Randy Mamola, who also raced 500s at the top level in the 1980s, adds his opinion. ‘The electronics have made the racing kind of neat and tidy. Earlier, you could see the rider controlling the spinning rear tyre, scrubbing off speed with the bike sideways on the brakes… The 990cc MotoGP bikes did everything the old 500s did, but with a big, forgiving powerband that meant that the bikes were safer to ride.

These things don’t high-side and that’s not because this bunch of riders is better than the 500 riders. The bikes are just so good, so easy to ride and safe, that the bike’s smart electronics just don’t let a guy with a quick fist hurt himself. Now, it is easy to get into a rhythm and run a race with consistent lap times. Before, when you had a hair-trigger 500 engine with too much power to let you use the side grip, you had to stay on top of it all the time, making sure you had the thing picked up before you got on the power. We all had to figure how to keep those 500s under us instead of on top of us. Some guys rode the rear brake to keep the things from spinning too much. Me, I just used my right wrist. That has changed now.’

Indeed, much has changed in top-flight motorcycle racing. Some things haven't, thank god!
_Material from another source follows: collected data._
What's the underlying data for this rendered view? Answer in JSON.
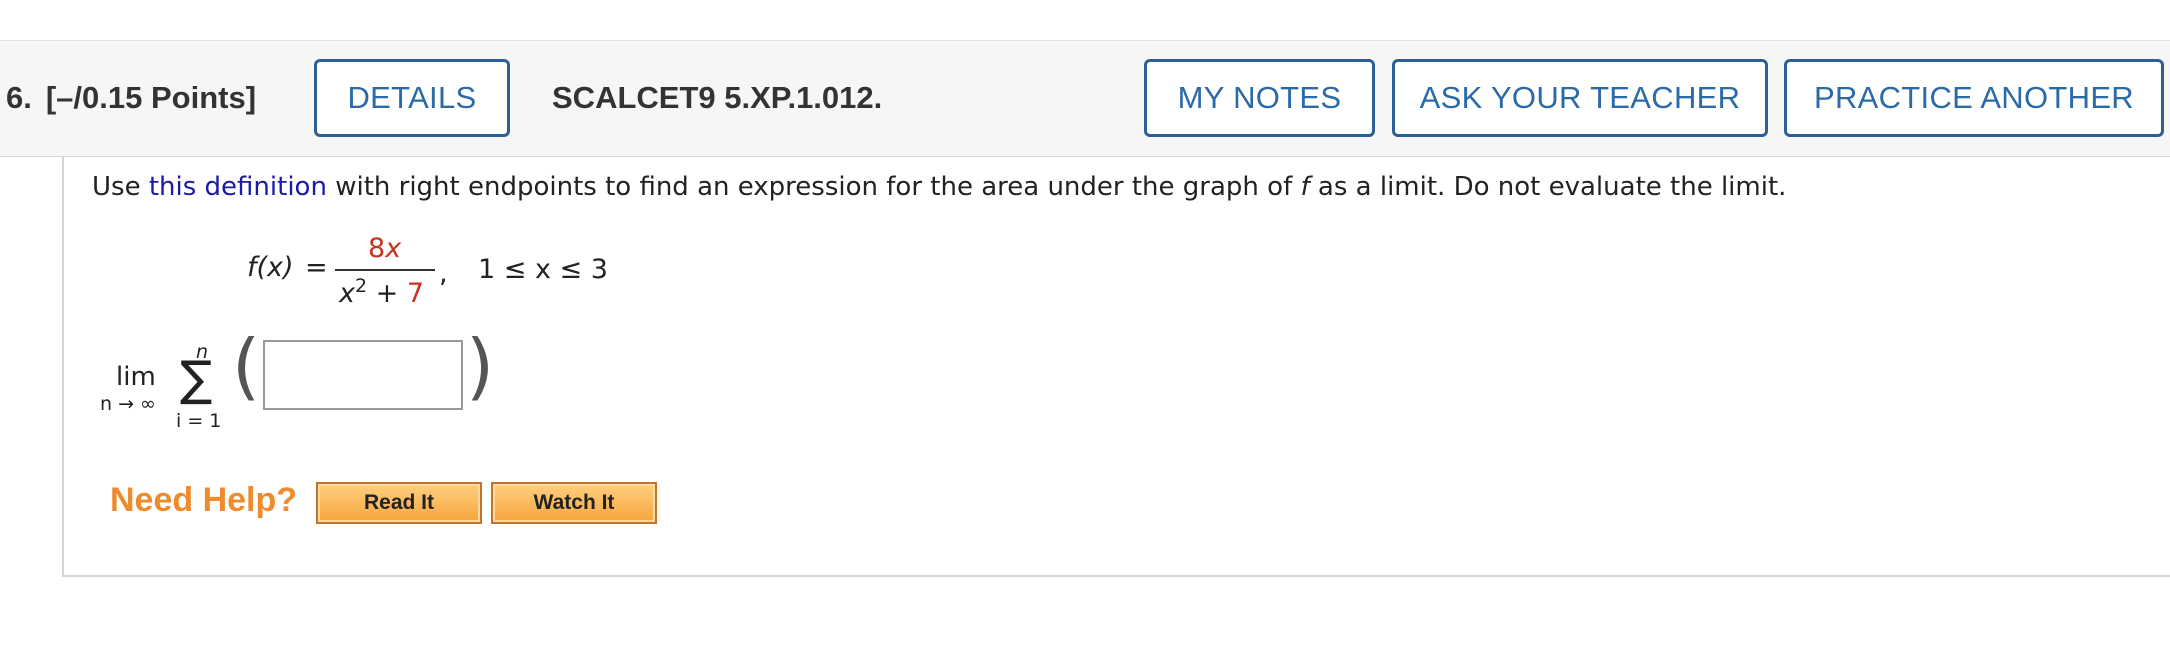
{
  "question": {
    "number": "6.",
    "points": "[–/0.15 Points]",
    "id": "SCALCET9 5.XP.1.012."
  },
  "buttons": {
    "details": "DETAILS",
    "my_notes": "MY NOTES",
    "ask_teacher": "ASK YOUR TEACHER",
    "practice_another": "PRACTICE ANOTHER"
  },
  "instructions": {
    "before_link": "Use ",
    "link_text": "this definition",
    "after_link": " with right endpoints to find an expression for the area under the graph of ",
    "variable": "f",
    "end": " as a limit. Do not evaluate the limit."
  },
  "function": {
    "lhs": "f(x)",
    "equals": "=",
    "numerator_coef": "8",
    "numerator_var": "x",
    "denominator_var": "x",
    "denominator_exp": "2",
    "denominator_plus": " + ",
    "denominator_const": "7",
    "comma": ",",
    "domain": "1 ≤ x ≤ 3"
  },
  "limit": {
    "lim": "lim",
    "sub": "n → ∞",
    "sum_top": "n",
    "sigma": "∑",
    "sum_bottom": "i = 1",
    "left_paren": "(",
    "right_paren": ")",
    "answer_value": ""
  },
  "help": {
    "label": "Need Help?",
    "read_it": "Read It",
    "watch_it": "Watch It"
  },
  "colors": {
    "button_border": "#2c5f97",
    "button_text": "#2a6aa8",
    "link": "#1a1aa6",
    "highlight_red": "#c8321e",
    "need_help_orange": "#ee8b2c"
  }
}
What about Valentino Rossi? How would he have done on the old 500s? Says Mamola, ‘Valentino would be smoking these guys on 500s. He’s the best rider out there, but with these bikes that mask errors and let riders of lesser ability run in the same second, Rossi wins by being the foxiest, the smartest – the guy who paces himself and knows when to go. You don’t see him go early because he knows that he can’t get away and he doesn’t what to give away his lines and his braking points.’

Indeed, and Rossi himself misses the 500cc era. He says, ‘I miss the 500 still. The electronics is so important now and this makes the rider less important. I would like that the rider controlled the motorcycle, but maybe with so powerful bikes now it would not be possible to ride these bikes without the electronics. When I came from 250s to 500s, I had to learn to control the 500’s throttle and to slide. It was more fun, more exciting. I don’t know what can be done to give control back to the rider…’

And that’s pretty much how it stands now – nobody knows what’s the best course of action, what needs to be done next. Compared with the last few years, MotoGP has been a bit dull this year. There is talk of changing or modifying the tyre rule for 2008, but nobody seems to be talking about restricting electronics. And in any case, while riders like Rossi and Capirossi may be in MotoGP for only another year or two, there’s now an entire generation of MotoGP riders who can, perhaps, only go fast with electronics, not without them…







2 comments:

Peter said...

That's Mike Baldwin, not Randy Mamola :)

Anonymous said...

Yessssss, Peter is right! On the pic with No. 4 is Mike Baldwin on Roberts-Yamaha!